Drug maker-funded coupons and patient assistance programs are proving to be an uncertain and often questionable way for patients to afford what a new report shows are increasingly expensive specialty and other brand name drugs.
Cumulative spending on drugs that are still under patent is rising at an average annual rate that’s more than double the rate of increase in spending for all drugs and was up 285% between 2010 to 2016, according to a report out Wednesday by the Blue Cross Blue Shield Association (BCBSA). During the same period, overall spending on brand name and generic drugs with competition dropped by 47%, the analysis of 30 million BSBSA commercial insurance claims showed.
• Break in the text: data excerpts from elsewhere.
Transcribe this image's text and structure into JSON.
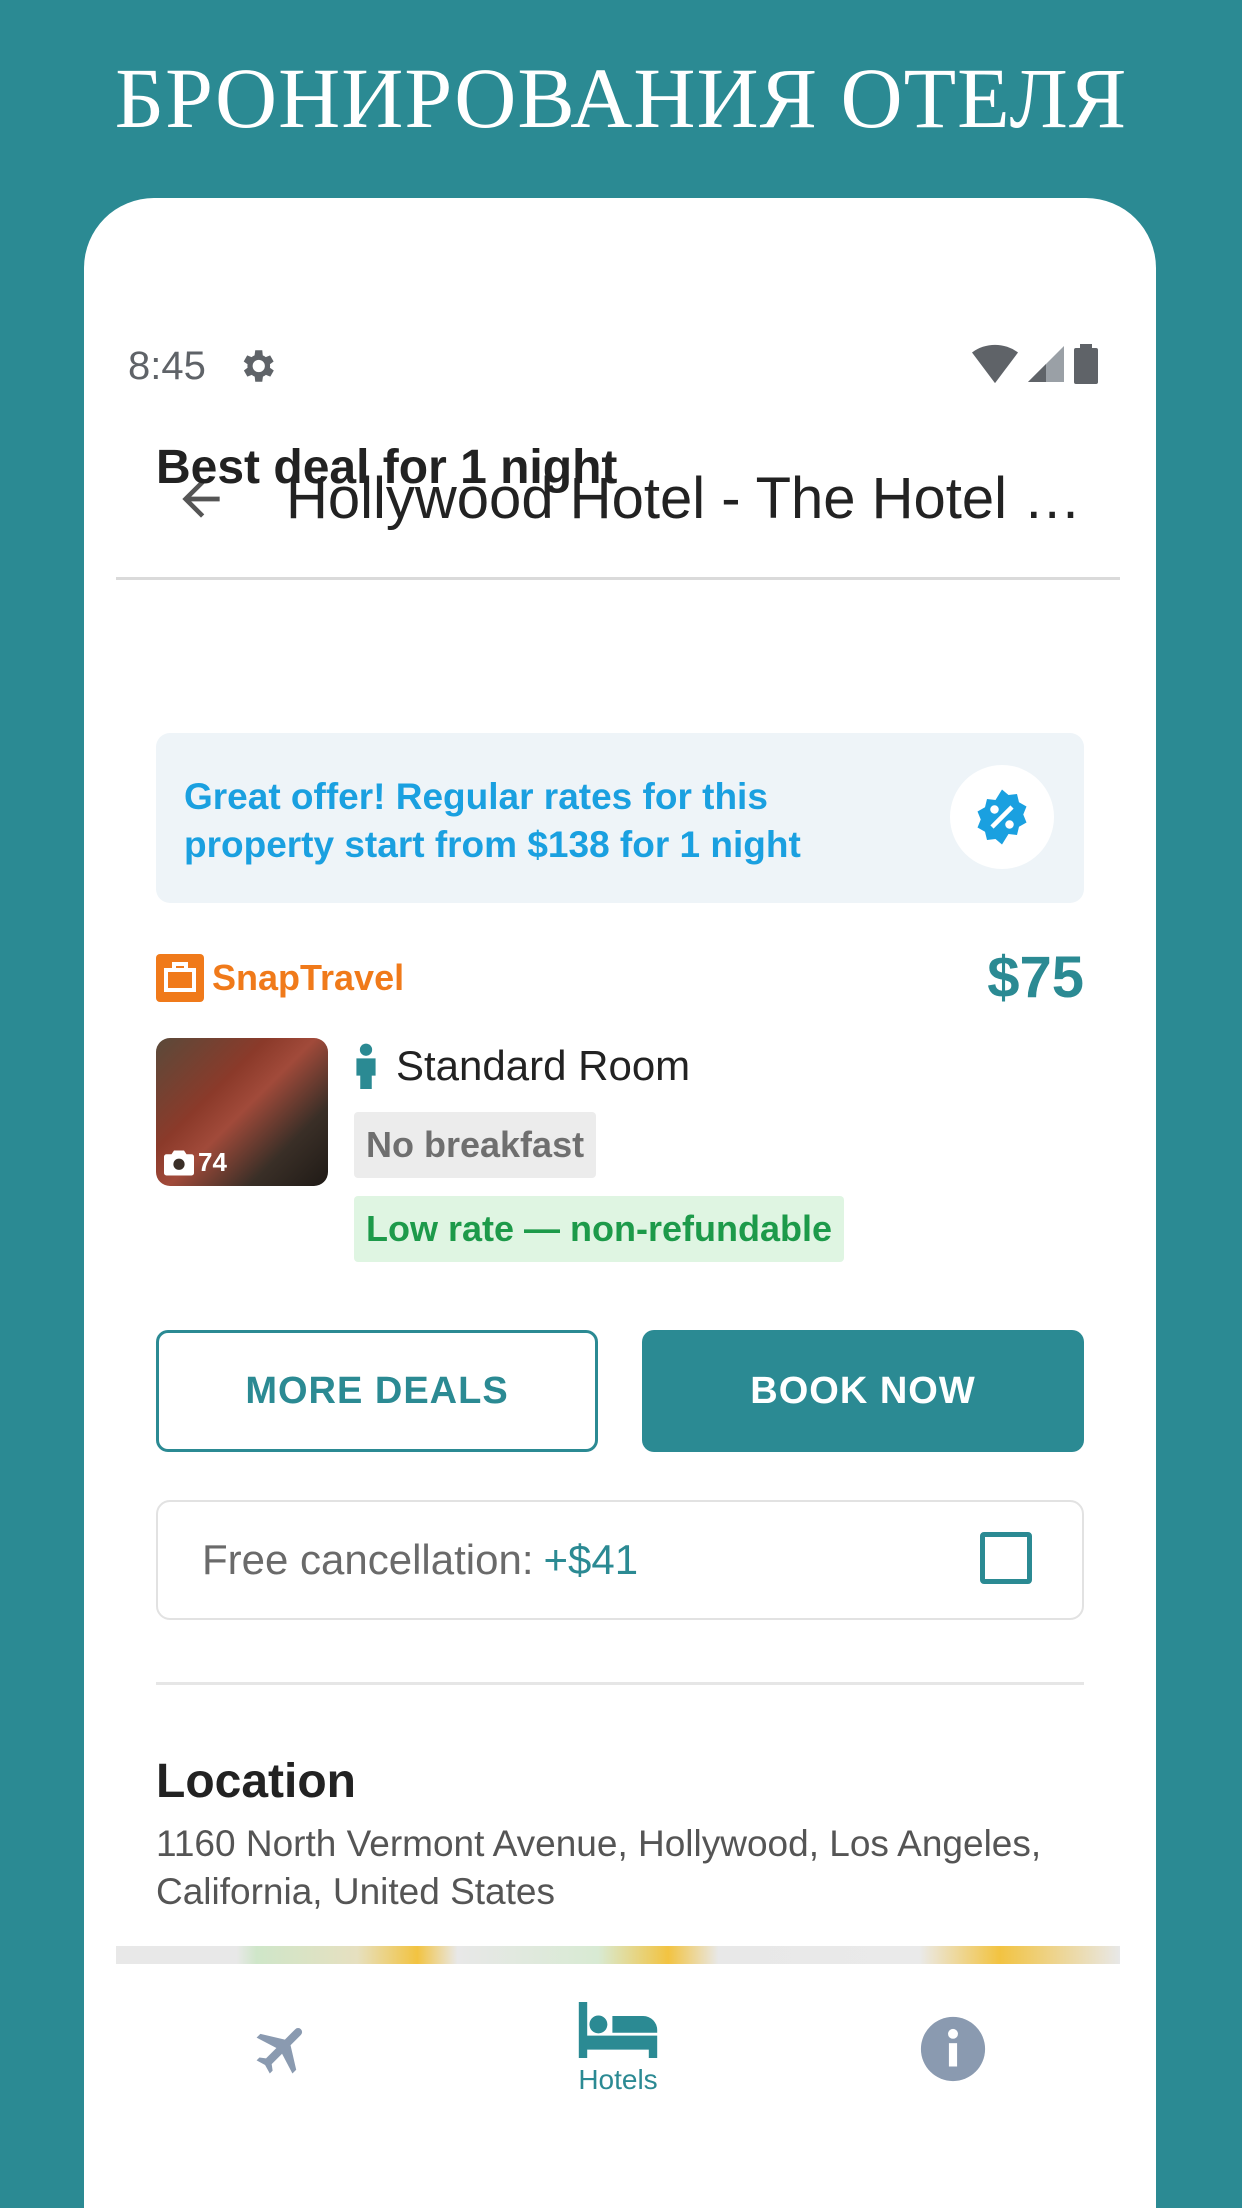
{
  "promo": {
    "title": "БРОНИРОВАНИЯ ОТЕЛЯ"
  },
  "status_bar": {
    "time": "8:45"
  },
  "app_bar": {
    "title": "Hollywood Hotel - The Hotel of…"
  },
  "deal": {
    "heading": "Best deal for 1 night",
    "offer_text": "Great offer! Regular rates for this property start from $138 for 1 night",
    "provider": "SnapTravel",
    "price": "$75",
    "photo_count": "74",
    "room_name": "Standard Room",
    "tags": [
      "No breakfast",
      "Low rate — non-refundable"
    ],
    "more_deals_label": "MORE DEALS",
    "book_now_label": "BOOK NOW",
    "cancellation_label": "Free cancellation:",
    "cancellation_amount": "+$41"
  },
  "location": {
    "heading": "Location",
    "address": "1160 North Vermont Avenue, Hollywood, Los Angeles, California, United States"
  },
  "bottom_nav": {
    "items": [
      {
        "icon": "airplane-icon",
        "label": ""
      },
      {
        "icon": "bed-icon",
        "label": "Hotels"
      },
      {
        "icon": "info-icon",
        "label": ""
      }
    ]
  },
  "colors": {
    "brand": "#2b8a93",
    "offer_text": "#1aa0e0",
    "provider": "#f07a1a",
    "green_tag": "#1d9a4a"
  }
}
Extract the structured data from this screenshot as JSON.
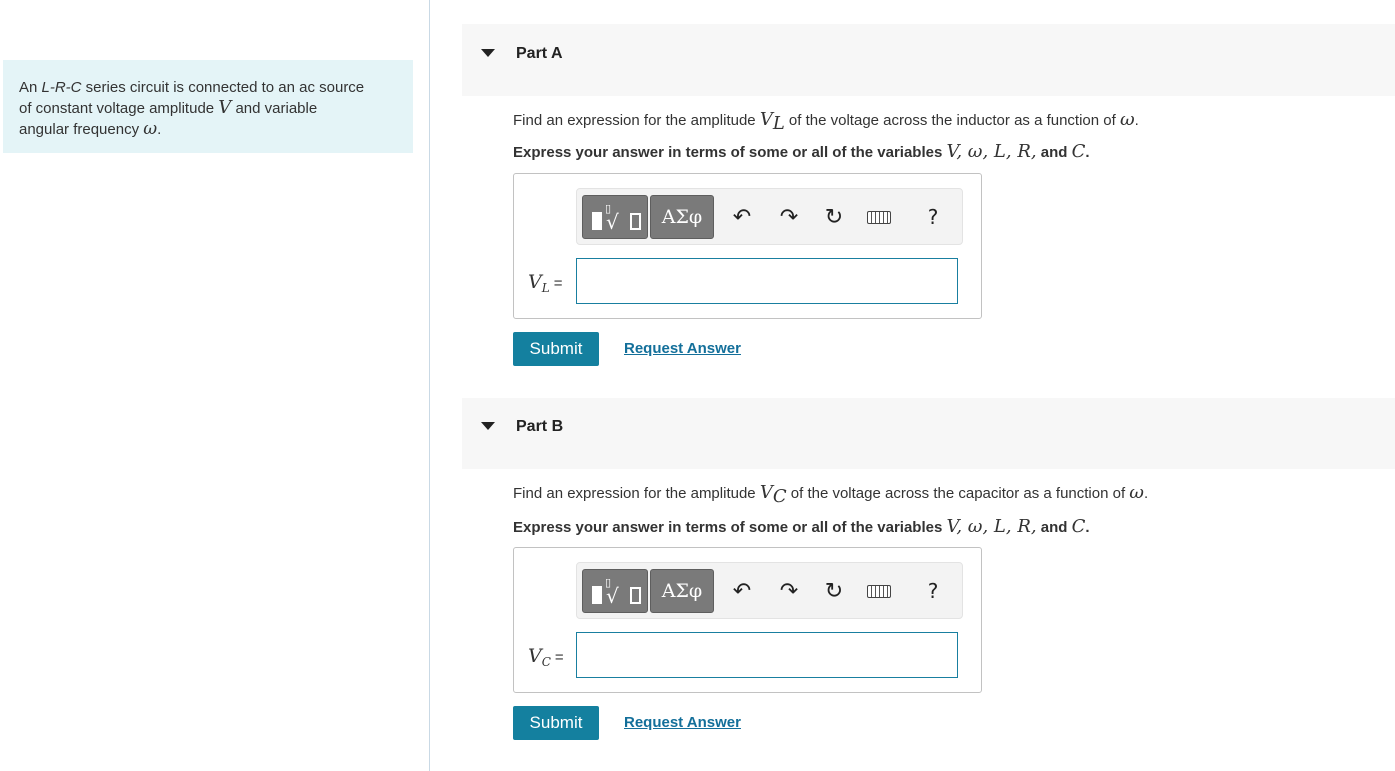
{
  "intro": {
    "line1_pre": "An ",
    "line1_em": "L-R-C",
    "line1_post": " series circuit is connected to an ac source",
    "line2_pre": "of constant voltage amplitude ",
    "line2_var": "V",
    "line2_post": " and variable",
    "line3_pre": "angular frequency ",
    "line3_var": "ω",
    "line3_post": "."
  },
  "toolbar": {
    "greek_label": "ΑΣφ",
    "help_label": "?",
    "undo_glyph": "↶",
    "redo_glyph": "↷",
    "reset_glyph": "↻",
    "icons": [
      "templates-icon",
      "greek-letters-icon",
      "undo-icon",
      "redo-icon",
      "reset-icon",
      "keyboard-icon",
      "help-icon"
    ]
  },
  "partA": {
    "title": "Part A",
    "prompt_pre": "Find an expression for the amplitude ",
    "prompt_var": "V",
    "prompt_sub": "L",
    "prompt_post": " of the voltage across the inductor as a function of ",
    "prompt_w": "ω",
    "prompt_end": ".",
    "express_pre": "Express your answer in terms of some or all of the variables ",
    "express_vars": "V, ω, L, R,",
    "express_and": " and ",
    "express_last": "C",
    "express_end": ".",
    "var_label": "V",
    "var_sub": "L",
    "eq": "=",
    "input_value": "",
    "submit_label": "Submit",
    "request_label": "Request Answer"
  },
  "partB": {
    "title": "Part B",
    "prompt_pre": "Find an expression for the amplitude ",
    "prompt_var": "V",
    "prompt_sub": "C",
    "prompt_post": " of the voltage across the capacitor as a function of ",
    "prompt_w": "ω",
    "prompt_end": ".",
    "express_pre": "Express your answer in terms of some or all of the variables ",
    "express_vars": "V, ω, L, R,",
    "express_and": " and ",
    "express_last": "C",
    "express_end": ".",
    "var_label": "V",
    "var_sub": "C",
    "eq": "=",
    "input_value": "",
    "submit_label": "Submit",
    "request_label": "Request Answer"
  },
  "colors": {
    "accent": "#14809f",
    "link": "#136f9a",
    "intro_bg": "#e4f4f7",
    "header_bg": "#f7f7f7"
  }
}
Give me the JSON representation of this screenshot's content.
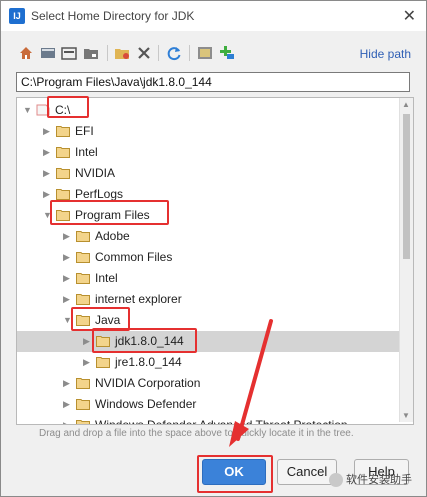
{
  "window": {
    "title": "Select Home Directory for JDK",
    "app_icon": "IJ",
    "close_icon": "close-icon"
  },
  "toolbar": {
    "icons": [
      "home-icon",
      "desktop-icon",
      "project-icon",
      "module-icon",
      "new-folder-icon",
      "delete-icon",
      "refresh-icon",
      "show-hidden-icon",
      "add-icon"
    ],
    "hide_path_label": "Hide path"
  },
  "path": {
    "value": "C:\\Program Files\\Java\\jdk1.8.0_144"
  },
  "tree": {
    "rows": [
      {
        "label": "C:\\",
        "depth": 0,
        "state": "expanded",
        "kind": "drive",
        "selected": false
      },
      {
        "label": "EFI",
        "depth": 1,
        "state": "collapsed",
        "kind": "folder",
        "selected": false
      },
      {
        "label": "Intel",
        "depth": 1,
        "state": "collapsed",
        "kind": "folder",
        "selected": false
      },
      {
        "label": "NVIDIA",
        "depth": 1,
        "state": "collapsed",
        "kind": "folder",
        "selected": false
      },
      {
        "label": "PerfLogs",
        "depth": 1,
        "state": "collapsed",
        "kind": "folder",
        "selected": false
      },
      {
        "label": "Program Files",
        "depth": 1,
        "state": "expanded",
        "kind": "folder",
        "selected": false
      },
      {
        "label": "Adobe",
        "depth": 2,
        "state": "collapsed",
        "kind": "folder",
        "selected": false
      },
      {
        "label": "Common Files",
        "depth": 2,
        "state": "collapsed",
        "kind": "folder",
        "selected": false
      },
      {
        "label": "Intel",
        "depth": 2,
        "state": "collapsed",
        "kind": "folder",
        "selected": false
      },
      {
        "label": "internet explorer",
        "depth": 2,
        "state": "collapsed",
        "kind": "folder",
        "selected": false
      },
      {
        "label": "Java",
        "depth": 2,
        "state": "expanded",
        "kind": "folder",
        "selected": false
      },
      {
        "label": "jdk1.8.0_144",
        "depth": 3,
        "state": "collapsed",
        "kind": "folder",
        "selected": true
      },
      {
        "label": "jre1.8.0_144",
        "depth": 3,
        "state": "collapsed",
        "kind": "folder",
        "selected": false
      },
      {
        "label": "NVIDIA Corporation",
        "depth": 2,
        "state": "collapsed",
        "kind": "folder",
        "selected": false
      },
      {
        "label": "Windows Defender",
        "depth": 2,
        "state": "collapsed",
        "kind": "folder",
        "selected": false
      },
      {
        "label": "Windows Defender Advanced Threat Protection",
        "depth": 2,
        "state": "collapsed",
        "kind": "folder",
        "selected": false
      }
    ]
  },
  "hint": "Drag and drop a file into the space above to quickly locate it in the tree.",
  "buttons": {
    "ok": "OK",
    "cancel": "Cancel",
    "help": "Help"
  },
  "watermark": "软件安装助手",
  "colors": {
    "accent": "#3b82d9",
    "annotation_red": "#e53030",
    "folder": "#e0b554"
  }
}
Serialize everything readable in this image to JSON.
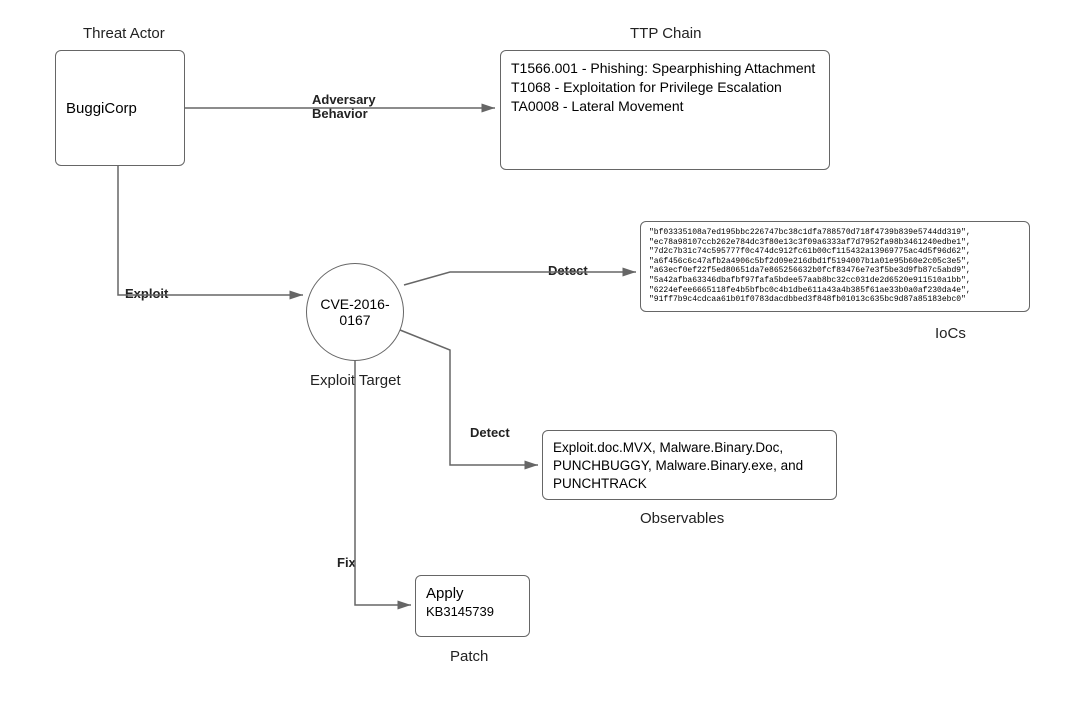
{
  "threat_actor": {
    "label": "Threat Actor",
    "name": "BuggiCorp"
  },
  "ttp_chain": {
    "label": "TTP Chain",
    "items": [
      "T1566.001 - Phishing: Spearphishing Attachment",
      "T1068 - Exploitation for Privilege Escalation",
      "TA0008 - Lateral Movement"
    ]
  },
  "exploit_target": {
    "label": "Exploit Target",
    "name": "CVE-2016-0167"
  },
  "iocs": {
    "label": "IoCs",
    "hashes": [
      "\"bf03335108a7ed195bbc226747bc38c1dfa788570d718f4739b839e5744dd319\",",
      "\"ec78a98107ccb262e784dc3f80e13c3f09a6333af7d7952fa98b3461240edbe1\",",
      "\"7d2c7b31c74c595777f0c474dc912fc61b00cf115432a13969775ac4d5f96d62\",",
      "\"a6f456c6c47afb2a4906c5bf2d09e216dbd1f5194007b1a01e95b60e2c05c3e5\",",
      "\"a63ecf0ef22f5ed80651da7e865256632b0fcf83476e7e3f5be3d9fb87c5abd9\",",
      "\"5a42afba63346dbafbf97fafa5bdee57aab8bc32cc031de2d6520e911510a1bb\",",
      "\"6224efee6665118fe4b5bfbc0c4b1dbe611a43a4b385f61ae33b0a0af230da4e\",",
      "\"91ff7b9c4cdcaa61b01f0783dacdbbed3f848fb01013c635bc9d87a85183ebc0\""
    ]
  },
  "observables": {
    "label": "Observables",
    "text": "Exploit.doc.MVX, Malware.Binary.Doc, PUNCHBUGGY, Malware.Binary.exe, and PUNCHTRACK"
  },
  "patch": {
    "label": "Patch",
    "title": "Apply",
    "kb": "KB3145739"
  },
  "edges": {
    "adversary": "Adversary Behavior",
    "exploit": "Exploit",
    "detect": "Detect",
    "fix": "Fix"
  }
}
Patients and advocates say co-pay assistance enhances the drug maker’s public image while it obscures their high prices. One patient advocate says the companies can often write off their assistance on their taxes, which gives them another financial benefit.
“Coupons are interesting,” says BCBSA chief strategy officer Maureen Sullivan. “On one hand, it sounds good because it’s cheaper, but they could drive someone to a drug that increases costs overall and provides little clinical value.”
Co-pay assistance offsets these costs for a growing number of patients, according to research by QuintilesIMS Institute, which found the percentage of prescriptions filled using a coupon increased from 13% to 17% between 2013 and 2015. The institute’s 2016 US Medicines report will be released Thursday.
By limiting a patient’s out-of-pocket costs for drugs, drug companies steer patients to more expensive drugs that may not work better than lower-cost brand name or generic competitors, pharmacists and drug pricing experts say. That also thwarts the most effective tool insurers have to control drug costs. After commercially insured patients meet their deductibles or out-of-pocket premiums, the insurers pay the higher drug costs, which get passed along in higher premiums.